Badminton has had a place in Asian lore for over 500 years (16th century). Back then, it was purely a recreational pastime called Hanetsuki(Japan) or Ti Zian Ji (China). These sports greatly differed because the Japanese did not use nets and the Chinese used their feet. However, along with Anime, Purikura, Fortune Cookies, and many other aforementioned topics, badminton has rode the bok choy truck all around the world. Even though badminton originally lacked the net and fancy rackets commercialized today, its impact is seen around the world.
Asians have felt the need to play this seemingly “pansy” sport due to their obvious advantages over other races. These include, but are not limited to:
Height discrepancy: The obvious lack of height enables asians to dive for those kills or smashes with much more ease than their taller European and American counterparts. It also allows for more balance, especially because their centers of gravity (heads) are closer to the ground.
Keen Eyesight: Asians have devoted a fair amount of time focusing their eyes due to widespread myopia. Because most cannot afford spectacles, they must train to be able to “quasi-locate” items much like a bat uses echo-location. Even if they can’t see an object, they can use this “quasi-locution” to guestimate where the item will land. In addition, asians can hit the shuttlecock as hard as possible (up to speeds of 200mph).
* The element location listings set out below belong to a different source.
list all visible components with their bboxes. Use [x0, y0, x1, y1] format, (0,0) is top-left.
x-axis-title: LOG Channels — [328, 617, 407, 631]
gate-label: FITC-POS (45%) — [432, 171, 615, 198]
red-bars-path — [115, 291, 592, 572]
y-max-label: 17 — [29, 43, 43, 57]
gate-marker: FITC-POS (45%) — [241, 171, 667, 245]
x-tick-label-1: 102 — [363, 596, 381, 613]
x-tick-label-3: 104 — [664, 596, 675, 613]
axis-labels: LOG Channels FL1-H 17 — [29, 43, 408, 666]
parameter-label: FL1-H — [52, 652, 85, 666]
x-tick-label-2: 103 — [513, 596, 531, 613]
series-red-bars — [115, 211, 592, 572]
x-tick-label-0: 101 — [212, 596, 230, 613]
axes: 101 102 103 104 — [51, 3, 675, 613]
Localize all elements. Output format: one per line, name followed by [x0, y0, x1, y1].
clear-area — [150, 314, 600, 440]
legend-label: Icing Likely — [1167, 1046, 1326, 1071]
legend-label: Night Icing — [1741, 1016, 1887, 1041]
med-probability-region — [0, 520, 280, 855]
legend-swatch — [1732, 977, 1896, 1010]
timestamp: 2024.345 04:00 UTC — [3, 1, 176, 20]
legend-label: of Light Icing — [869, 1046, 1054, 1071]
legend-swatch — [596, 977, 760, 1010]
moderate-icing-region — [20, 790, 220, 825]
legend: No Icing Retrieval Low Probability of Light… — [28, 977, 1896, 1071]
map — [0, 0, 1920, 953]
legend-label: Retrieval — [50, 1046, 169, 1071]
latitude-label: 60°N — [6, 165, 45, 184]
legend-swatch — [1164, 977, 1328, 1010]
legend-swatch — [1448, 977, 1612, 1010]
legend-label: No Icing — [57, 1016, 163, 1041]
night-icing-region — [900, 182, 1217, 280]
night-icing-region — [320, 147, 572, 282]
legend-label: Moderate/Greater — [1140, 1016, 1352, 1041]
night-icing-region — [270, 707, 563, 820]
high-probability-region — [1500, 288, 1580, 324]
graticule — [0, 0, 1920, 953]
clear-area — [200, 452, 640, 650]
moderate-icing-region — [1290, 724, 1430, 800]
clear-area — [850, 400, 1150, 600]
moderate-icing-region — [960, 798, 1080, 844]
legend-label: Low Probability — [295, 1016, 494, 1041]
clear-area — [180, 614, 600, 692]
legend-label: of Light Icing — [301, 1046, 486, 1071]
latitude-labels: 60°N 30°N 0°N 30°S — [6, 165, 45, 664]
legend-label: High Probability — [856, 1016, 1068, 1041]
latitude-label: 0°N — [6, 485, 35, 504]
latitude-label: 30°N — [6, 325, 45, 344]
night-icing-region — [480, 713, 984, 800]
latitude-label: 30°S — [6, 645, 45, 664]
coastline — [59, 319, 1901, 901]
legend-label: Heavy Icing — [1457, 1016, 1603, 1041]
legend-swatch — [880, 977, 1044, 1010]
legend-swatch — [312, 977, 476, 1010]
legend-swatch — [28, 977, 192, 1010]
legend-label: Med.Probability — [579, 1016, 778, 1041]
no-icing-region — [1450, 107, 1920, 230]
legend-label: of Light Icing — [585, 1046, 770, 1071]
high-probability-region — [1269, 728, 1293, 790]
Competitive spirit: Asians are naturally competitive, so even something as dull (or exciting) as hitting a feather contraption (shuttlecock) over a net and back is equivalent of any other action sport. This competitive fire has rocketed “the game of badminton,” as it was once called, into absolute prominence in Asia. The only other sport that outshines it at this moment is soccer. Let’s not forget that since their Olympic debuts in 1992, Asians have collectively won 42 of the last 46 olympic medals in badminton.
So why do asians adore badminton? Is it because it’s now the fastest growing racket sport in the world? Is it that their hand-eye coordination is so advanced due to years of squinting? Are asian body types better suited for agility-related sports? Or maybe it’s the fact that both males and females can play the sport without shame. The only thing I can say is…
When was the last time you saw this commercial on television?
Remember that even though these Asian players get their butts handed to them, it’s the stereotype that matters. Around the world, Asians are known for their prowess and cunning in racket sports. The truth is: It’s free publicity and it’s on the biggest stage known to badminton. They wouldn’t have it any other way.